Bay Ridge, Borough Park and part of Bensonhurst
Three new schools will open in Bay Ridge this fall — and provide much-needed relief to the district’s overcrowded schools.
The new building on Fourth Avenue between 62nd and 63rd streets will house two new kindergarten-to-fifth grade schools — PS 971 and PS 310, which will move to its own building at 60th Street and Fort Hamilton Parkway in two years.
Since the school building at the corner of Fourth Avenue and 89th Street remains under construction and won’t be ready until 2012, PS 264 will occupy classroom space in the District 20 office on 89th Street between Fourth and Fifth avenues. In 2002, part of the building was converted to classroom space, which was utilized by overcrowded schools, including PS/IS 104 on Fifth Avenue at 91st Street and PS 185 on Ridge Boulevard at 86th Street.
The district was rezoned so the new schools opening this fall will accept students who would have attended nearby overcrowded schools, including PS 69 at on Ninth Avenue at 63rd Street; PS 105 on 59th Street at 10th Avenue; PS/IS 104; and PS 185. All of these schools were between 127 percent and 149 percent capacity during the 2008-2009 school year, which is the most recent city data.

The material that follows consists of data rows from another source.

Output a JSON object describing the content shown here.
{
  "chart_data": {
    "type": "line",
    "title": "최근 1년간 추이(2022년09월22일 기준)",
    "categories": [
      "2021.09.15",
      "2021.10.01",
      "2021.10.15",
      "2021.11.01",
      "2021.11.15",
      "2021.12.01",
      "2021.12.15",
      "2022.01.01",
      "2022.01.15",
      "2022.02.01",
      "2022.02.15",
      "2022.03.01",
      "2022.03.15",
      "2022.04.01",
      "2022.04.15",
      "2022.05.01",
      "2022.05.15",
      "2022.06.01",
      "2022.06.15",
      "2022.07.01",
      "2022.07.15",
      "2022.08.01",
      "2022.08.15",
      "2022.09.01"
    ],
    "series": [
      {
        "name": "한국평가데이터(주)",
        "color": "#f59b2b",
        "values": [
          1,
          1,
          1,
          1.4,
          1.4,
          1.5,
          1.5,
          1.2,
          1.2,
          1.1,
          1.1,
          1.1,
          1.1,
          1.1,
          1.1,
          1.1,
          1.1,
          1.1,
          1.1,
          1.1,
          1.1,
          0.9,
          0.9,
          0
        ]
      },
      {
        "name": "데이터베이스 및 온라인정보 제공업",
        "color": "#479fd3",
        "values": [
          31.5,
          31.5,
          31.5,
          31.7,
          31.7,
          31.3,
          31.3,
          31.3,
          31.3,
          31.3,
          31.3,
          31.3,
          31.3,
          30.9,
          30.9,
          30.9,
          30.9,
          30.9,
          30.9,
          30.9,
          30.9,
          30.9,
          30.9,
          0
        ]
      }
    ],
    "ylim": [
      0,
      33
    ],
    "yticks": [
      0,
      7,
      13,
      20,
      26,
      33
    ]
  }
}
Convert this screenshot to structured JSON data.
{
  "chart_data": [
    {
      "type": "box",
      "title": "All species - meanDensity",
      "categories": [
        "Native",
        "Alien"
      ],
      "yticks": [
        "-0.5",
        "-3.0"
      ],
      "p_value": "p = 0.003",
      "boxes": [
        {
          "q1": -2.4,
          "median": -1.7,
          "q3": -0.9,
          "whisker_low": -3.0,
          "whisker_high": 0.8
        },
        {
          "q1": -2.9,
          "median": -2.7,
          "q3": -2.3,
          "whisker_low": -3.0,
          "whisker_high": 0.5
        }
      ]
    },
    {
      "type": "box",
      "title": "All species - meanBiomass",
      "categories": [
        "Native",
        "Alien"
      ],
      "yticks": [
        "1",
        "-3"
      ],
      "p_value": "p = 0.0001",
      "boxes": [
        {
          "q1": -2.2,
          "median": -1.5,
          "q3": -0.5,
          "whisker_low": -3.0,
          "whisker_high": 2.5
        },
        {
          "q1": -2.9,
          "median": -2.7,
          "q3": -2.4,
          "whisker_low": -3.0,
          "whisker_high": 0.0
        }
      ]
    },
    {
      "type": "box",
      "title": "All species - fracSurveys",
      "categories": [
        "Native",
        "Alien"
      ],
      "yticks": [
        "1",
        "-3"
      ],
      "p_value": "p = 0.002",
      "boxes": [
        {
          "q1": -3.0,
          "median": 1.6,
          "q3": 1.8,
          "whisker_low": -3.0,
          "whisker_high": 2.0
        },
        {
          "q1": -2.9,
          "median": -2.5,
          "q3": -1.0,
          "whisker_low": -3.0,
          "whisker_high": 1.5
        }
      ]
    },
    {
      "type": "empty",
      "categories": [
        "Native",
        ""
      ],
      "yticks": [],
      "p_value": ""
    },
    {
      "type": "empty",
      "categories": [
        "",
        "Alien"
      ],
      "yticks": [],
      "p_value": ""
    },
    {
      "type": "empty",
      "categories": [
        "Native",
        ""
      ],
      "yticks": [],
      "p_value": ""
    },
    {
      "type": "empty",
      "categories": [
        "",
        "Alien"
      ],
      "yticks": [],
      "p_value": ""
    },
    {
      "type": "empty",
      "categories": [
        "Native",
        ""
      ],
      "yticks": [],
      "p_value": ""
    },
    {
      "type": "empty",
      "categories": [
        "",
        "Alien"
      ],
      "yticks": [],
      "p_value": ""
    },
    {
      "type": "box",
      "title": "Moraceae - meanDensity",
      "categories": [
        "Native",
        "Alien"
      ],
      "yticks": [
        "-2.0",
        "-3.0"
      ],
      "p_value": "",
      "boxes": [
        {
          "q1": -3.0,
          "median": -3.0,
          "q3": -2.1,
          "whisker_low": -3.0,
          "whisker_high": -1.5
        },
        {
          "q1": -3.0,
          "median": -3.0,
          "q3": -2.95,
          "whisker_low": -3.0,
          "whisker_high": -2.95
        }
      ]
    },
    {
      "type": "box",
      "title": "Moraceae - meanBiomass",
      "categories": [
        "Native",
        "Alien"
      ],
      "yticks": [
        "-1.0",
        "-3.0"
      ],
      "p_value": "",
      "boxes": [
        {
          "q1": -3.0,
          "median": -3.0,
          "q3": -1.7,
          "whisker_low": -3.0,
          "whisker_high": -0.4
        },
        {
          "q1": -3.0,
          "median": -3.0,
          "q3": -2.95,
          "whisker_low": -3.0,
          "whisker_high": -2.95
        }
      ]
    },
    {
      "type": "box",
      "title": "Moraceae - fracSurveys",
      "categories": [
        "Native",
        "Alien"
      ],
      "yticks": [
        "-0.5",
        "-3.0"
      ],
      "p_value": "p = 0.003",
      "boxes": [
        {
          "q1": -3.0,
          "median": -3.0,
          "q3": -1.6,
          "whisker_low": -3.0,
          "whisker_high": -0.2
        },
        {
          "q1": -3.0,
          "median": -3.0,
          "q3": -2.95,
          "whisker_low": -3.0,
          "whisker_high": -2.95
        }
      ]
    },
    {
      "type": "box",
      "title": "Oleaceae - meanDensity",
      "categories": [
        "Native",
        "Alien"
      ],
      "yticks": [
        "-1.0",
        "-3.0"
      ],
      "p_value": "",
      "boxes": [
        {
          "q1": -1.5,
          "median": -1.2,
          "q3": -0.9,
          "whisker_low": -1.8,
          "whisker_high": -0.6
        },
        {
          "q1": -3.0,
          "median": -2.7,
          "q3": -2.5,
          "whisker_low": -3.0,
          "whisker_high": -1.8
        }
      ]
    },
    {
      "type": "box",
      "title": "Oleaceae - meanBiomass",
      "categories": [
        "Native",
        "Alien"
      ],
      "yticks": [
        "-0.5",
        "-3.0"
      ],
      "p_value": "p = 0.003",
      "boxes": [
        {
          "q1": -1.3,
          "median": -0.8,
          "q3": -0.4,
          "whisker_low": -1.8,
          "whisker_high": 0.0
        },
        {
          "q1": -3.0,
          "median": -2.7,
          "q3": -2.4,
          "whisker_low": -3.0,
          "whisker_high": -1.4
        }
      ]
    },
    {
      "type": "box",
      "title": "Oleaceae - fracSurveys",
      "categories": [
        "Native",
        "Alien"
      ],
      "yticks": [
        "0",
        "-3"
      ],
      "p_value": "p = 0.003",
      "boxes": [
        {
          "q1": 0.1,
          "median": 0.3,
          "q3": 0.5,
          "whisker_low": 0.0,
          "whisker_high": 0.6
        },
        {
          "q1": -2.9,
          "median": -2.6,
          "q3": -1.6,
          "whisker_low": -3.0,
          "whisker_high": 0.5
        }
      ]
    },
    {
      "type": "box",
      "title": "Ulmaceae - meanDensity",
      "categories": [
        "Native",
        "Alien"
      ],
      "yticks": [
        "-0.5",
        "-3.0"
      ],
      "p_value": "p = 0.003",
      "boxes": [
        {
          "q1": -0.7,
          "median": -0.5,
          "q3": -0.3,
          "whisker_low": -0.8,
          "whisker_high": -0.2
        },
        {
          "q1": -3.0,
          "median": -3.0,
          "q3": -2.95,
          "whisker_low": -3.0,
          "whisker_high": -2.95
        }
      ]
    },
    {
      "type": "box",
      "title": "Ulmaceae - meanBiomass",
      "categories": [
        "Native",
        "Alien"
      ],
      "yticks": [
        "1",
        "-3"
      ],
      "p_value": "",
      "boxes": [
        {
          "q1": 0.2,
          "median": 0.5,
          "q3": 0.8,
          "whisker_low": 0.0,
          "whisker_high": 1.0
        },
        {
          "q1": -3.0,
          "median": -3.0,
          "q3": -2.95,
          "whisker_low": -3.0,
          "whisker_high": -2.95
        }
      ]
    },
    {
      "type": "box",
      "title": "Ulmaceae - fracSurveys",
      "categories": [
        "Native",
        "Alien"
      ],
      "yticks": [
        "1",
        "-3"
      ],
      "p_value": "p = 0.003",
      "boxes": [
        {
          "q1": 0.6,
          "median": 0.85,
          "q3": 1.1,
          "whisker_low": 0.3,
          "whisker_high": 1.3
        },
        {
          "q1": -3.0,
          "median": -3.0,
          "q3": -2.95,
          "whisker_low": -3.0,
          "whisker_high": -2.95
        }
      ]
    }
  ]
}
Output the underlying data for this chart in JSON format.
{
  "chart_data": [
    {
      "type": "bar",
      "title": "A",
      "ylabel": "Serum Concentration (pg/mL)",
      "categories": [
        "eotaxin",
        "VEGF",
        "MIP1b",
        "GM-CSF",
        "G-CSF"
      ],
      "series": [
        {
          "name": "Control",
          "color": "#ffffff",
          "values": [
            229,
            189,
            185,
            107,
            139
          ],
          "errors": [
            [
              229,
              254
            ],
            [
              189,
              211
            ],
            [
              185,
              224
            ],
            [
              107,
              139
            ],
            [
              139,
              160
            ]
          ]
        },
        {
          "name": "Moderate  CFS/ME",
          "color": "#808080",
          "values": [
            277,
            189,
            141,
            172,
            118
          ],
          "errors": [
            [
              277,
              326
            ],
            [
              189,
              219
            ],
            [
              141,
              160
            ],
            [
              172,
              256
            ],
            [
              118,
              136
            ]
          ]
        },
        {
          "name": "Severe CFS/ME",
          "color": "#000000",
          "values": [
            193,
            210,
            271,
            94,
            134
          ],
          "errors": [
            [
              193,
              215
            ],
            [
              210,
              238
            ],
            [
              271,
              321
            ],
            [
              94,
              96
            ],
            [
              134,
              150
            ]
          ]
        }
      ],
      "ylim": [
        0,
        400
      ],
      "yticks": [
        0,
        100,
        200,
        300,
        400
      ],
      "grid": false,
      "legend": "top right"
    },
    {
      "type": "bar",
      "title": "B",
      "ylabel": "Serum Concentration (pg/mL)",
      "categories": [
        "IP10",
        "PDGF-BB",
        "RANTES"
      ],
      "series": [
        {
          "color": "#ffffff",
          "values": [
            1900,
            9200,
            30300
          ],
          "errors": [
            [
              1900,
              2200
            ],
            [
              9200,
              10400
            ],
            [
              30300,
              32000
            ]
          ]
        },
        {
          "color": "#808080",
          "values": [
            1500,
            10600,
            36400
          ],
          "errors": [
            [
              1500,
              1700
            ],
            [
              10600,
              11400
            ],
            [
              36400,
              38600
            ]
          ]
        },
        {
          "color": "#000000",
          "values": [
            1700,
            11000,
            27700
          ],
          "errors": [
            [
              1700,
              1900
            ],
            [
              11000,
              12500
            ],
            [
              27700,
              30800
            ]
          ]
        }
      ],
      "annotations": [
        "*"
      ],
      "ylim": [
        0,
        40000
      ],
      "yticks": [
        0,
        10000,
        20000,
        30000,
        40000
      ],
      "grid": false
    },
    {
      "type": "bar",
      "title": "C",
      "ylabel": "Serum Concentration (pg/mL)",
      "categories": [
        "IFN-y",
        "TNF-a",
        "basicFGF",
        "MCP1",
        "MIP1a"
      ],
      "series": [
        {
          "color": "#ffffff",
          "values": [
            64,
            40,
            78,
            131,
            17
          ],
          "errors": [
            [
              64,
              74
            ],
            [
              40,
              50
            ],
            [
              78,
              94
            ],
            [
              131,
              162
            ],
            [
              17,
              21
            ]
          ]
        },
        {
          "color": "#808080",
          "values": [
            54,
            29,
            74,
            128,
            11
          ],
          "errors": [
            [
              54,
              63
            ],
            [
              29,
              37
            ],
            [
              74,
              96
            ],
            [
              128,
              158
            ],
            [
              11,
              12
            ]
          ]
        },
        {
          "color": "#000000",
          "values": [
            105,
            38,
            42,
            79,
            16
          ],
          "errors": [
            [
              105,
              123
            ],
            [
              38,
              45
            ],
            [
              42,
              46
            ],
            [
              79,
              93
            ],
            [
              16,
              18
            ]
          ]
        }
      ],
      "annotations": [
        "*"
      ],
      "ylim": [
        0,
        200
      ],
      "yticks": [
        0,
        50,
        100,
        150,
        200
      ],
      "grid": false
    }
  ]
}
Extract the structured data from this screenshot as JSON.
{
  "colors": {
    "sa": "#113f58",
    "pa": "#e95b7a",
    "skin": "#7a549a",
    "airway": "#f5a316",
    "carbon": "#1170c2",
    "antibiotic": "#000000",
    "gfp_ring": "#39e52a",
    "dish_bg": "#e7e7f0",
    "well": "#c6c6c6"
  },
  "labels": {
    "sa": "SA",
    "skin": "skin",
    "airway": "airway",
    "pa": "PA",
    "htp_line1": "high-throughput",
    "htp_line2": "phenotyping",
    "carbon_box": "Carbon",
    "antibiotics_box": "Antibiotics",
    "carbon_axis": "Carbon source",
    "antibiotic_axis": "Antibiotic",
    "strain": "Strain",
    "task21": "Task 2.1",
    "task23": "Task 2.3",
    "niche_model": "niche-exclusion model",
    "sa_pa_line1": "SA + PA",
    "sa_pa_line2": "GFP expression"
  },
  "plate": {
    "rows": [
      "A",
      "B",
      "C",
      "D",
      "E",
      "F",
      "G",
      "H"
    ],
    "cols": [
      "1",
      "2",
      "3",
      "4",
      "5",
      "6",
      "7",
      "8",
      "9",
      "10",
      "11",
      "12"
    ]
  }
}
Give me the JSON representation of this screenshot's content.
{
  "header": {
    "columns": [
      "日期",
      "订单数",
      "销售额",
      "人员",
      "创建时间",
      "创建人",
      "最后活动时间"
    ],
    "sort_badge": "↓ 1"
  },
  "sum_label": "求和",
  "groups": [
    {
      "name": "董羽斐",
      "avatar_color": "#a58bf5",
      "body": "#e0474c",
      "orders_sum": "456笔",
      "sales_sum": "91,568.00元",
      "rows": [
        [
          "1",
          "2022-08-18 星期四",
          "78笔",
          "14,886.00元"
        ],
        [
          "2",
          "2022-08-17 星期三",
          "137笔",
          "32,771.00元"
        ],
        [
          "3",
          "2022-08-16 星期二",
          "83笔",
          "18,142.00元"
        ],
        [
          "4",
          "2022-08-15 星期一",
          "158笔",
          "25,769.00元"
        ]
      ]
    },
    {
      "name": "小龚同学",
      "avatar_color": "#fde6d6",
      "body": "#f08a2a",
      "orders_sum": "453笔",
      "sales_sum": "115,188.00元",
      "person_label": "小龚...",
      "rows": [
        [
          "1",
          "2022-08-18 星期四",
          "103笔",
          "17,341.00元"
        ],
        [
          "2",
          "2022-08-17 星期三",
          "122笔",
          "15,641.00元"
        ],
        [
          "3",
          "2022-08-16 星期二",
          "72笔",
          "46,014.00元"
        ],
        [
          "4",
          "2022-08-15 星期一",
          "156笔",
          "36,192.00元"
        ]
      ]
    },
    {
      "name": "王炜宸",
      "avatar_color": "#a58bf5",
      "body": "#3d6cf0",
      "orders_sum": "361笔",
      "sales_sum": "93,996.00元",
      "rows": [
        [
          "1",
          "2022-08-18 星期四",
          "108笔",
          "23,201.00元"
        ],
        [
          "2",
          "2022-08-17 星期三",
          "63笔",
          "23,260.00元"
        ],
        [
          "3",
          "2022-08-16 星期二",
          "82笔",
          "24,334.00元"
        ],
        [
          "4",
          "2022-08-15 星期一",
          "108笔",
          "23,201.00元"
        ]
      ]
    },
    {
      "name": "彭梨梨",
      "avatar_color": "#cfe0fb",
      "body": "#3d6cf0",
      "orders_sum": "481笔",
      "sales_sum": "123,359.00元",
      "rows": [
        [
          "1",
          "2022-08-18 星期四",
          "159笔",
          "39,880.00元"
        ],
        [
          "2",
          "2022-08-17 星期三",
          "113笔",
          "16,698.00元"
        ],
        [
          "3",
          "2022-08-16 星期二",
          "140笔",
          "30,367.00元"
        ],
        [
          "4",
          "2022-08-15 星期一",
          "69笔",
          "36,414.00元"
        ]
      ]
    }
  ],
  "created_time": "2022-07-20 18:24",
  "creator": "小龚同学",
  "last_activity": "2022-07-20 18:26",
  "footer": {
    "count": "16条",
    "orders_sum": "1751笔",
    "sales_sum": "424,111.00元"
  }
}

“With these new schools, we’re hoping to have relief from overcrowding throughout the district,” said Laurie Windsor, president of District 20’s Community Education Council.
Also around the district:
• IS 259, the William McKinley School, is opening a new 400-seat annex in its schoolyard.
The extra space is sorely needed since McKinley, located on Fort Hamilton Parkway between Bay Ridge Parkway and 73rd Street in Bay Ridge, was at 132 percent capacity during the 2008-2009 school year.
“They’re so overcrowded it’s not even funny,” Windsor said.